Lesson Plan for 2013-12-16: Shin Sweep & Hook Sweep

Tonight we are going to take a look at two of my favorite sweeps.  They both have mechanics that are used far beyond each individual technique.

First up is the shin sweep.  I guarantee that I’ve done this to every one of my students I’ve rolled with.  I originally learned it from watching Marcelo Garcia, but I do my shin sweep in a way that is less engaged on the opponent.  His version is clearly derived from being used to getting x-guard on people at will.  My version doesn’t require getting into something resembling a deep half guard.  I’ve used it with 90% success on high level guys, while keeping it simple and appropriate for fundamentals students.  This sweep comes up all the time when you are seated and your opponent steps a knee up and tries to dive in.

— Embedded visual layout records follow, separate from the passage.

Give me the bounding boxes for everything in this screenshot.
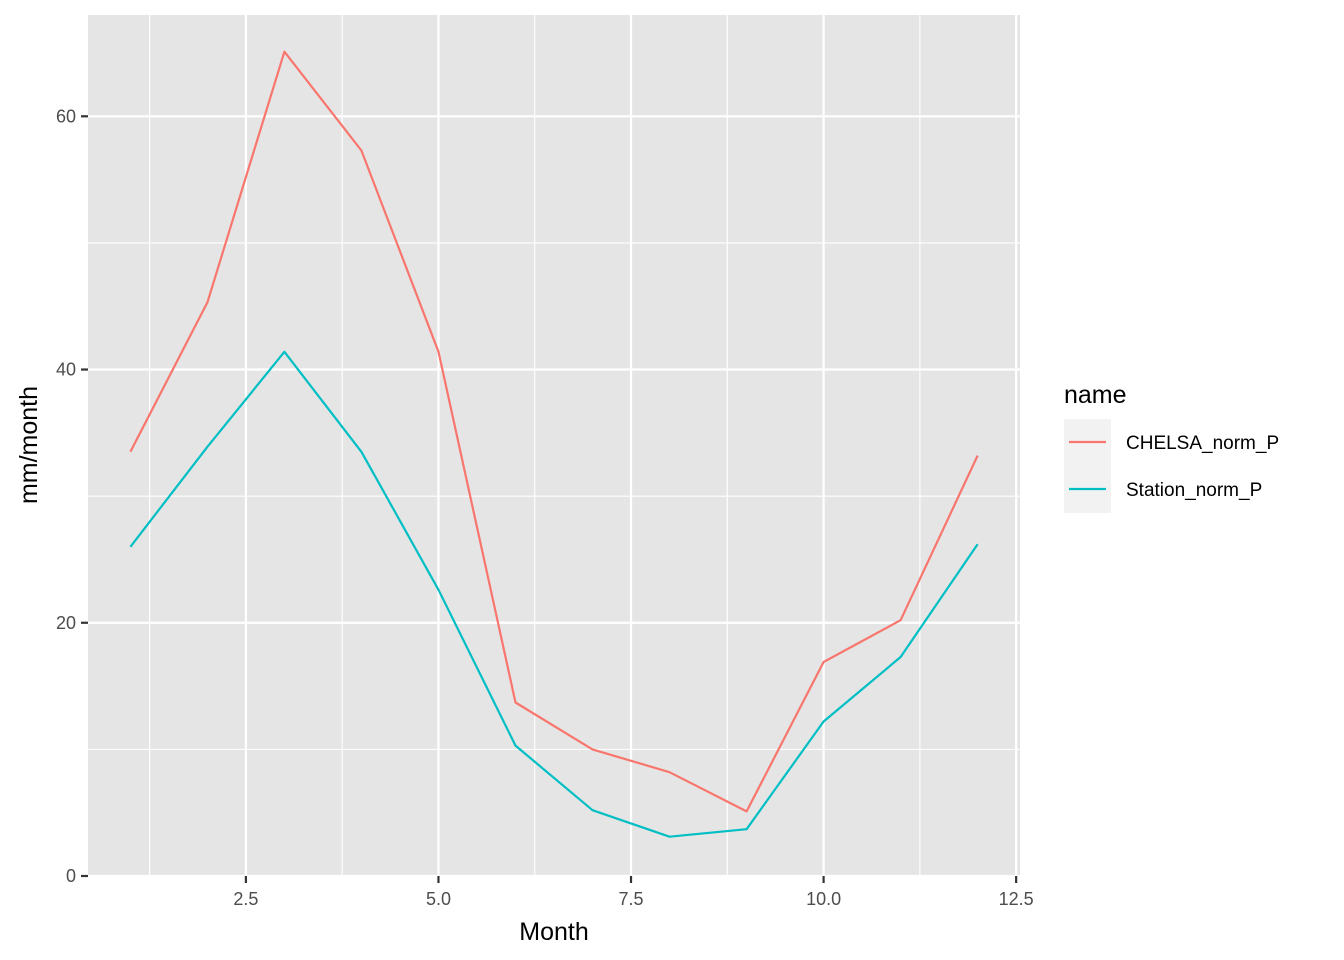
x-tick-label: 7.5 xyxy=(619,889,644,909)
y-tick-label: 60 xyxy=(56,106,76,126)
x-axis-title: Month xyxy=(519,918,588,946)
series-lines xyxy=(129,50,979,838)
x-tick-label: 2.5 xyxy=(233,889,258,909)
series-line-Station_norm_P xyxy=(129,350,979,838)
legend-key-bg xyxy=(1064,419,1111,513)
series-line-CHELSA_norm_P xyxy=(129,50,979,813)
grid-major xyxy=(88,15,1020,878)
x-tick-label: 5.0 xyxy=(426,889,451,909)
x-axis: 2.5 5.0 7.5 10.0 12.5 xyxy=(233,876,1034,909)
y-tick-label: 0 xyxy=(66,866,76,886)
legend: name CHELSA_norm_P Station_norm_P xyxy=(1064,381,1279,513)
y-axis: 0 20 40 60 xyxy=(56,106,88,886)
grid-minor xyxy=(88,15,1020,876)
x-tick-label: 10.0 xyxy=(806,889,841,909)
x-tick-label: 12.5 xyxy=(999,889,1034,909)
legend-label: CHELSA_norm_P xyxy=(1126,433,1279,454)
legend-label: Station_norm_P xyxy=(1126,480,1262,501)
legend-title: name xyxy=(1064,381,1127,409)
y-axis-title: mm/month xyxy=(15,386,43,504)
y-tick-label: 40 xyxy=(56,360,76,380)
plot-panel xyxy=(88,15,1020,876)
y-tick-label: 20 xyxy=(56,613,76,633)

Second, I’ll be going over a hook sweep from butterfly guard.  The setup for this sweep is very similar to the setup for the shin sweep I show, but the sweeping direction is opposite and depends on more control of your opponent.

Both of these can be used gi or no-gi.  The shin sweep is identical for both, while the hook sweep can benefit from having a gi to work with.  Once you are familiar with these sweeps, you are going to see opportunities for similar motions on different setups.  The shin sweep uses your shin on the opponents leg, and you’ll see how to apply this style of leverage on your opponents arm.

Let’s see what this will do for your blue belt skills!

One thought on “Lesson Plan for 2013-12-16: Shin Sweep & Hook Sweep

  1. After lesson followup:
    Everyone did a good job learning this tonight. A key factor for both of these is to aggressively use your butt scoot to engage your opponent before they realize what a mistake they made by stepping up a leg.
    They only way to get comfortable with these sweeps is to force yourself to use butterfly guard, and practice these sweeps as much as possible. I have used the shin sweep in competition, and the hook sweep more times than I can count. Once you have the mechanics down, you’ll see that the fundamental elements of these sweeps crop up in other positions.
    For the shin sweep, remember to drive your opponent away at a 45 degree angle, and try to orient yourself so that your body is in line with that angle so that you maximize your leg strength and help avoid injury to yourself. Getting that angle will also help you keep the foot off the ground, which solves a lot of problems.
    For the hook sweep, remember that the arm you are sweeping them over should never touch the ground. Get your opponents shoulder to the mat, and use your legs to elevate them as high as you can and launch them away from you. The will help you avoid getting entangled in half guard, and a good twisting toss can be momentarily disorienting, giving you an opportunity to consolidate side control or scarf hold.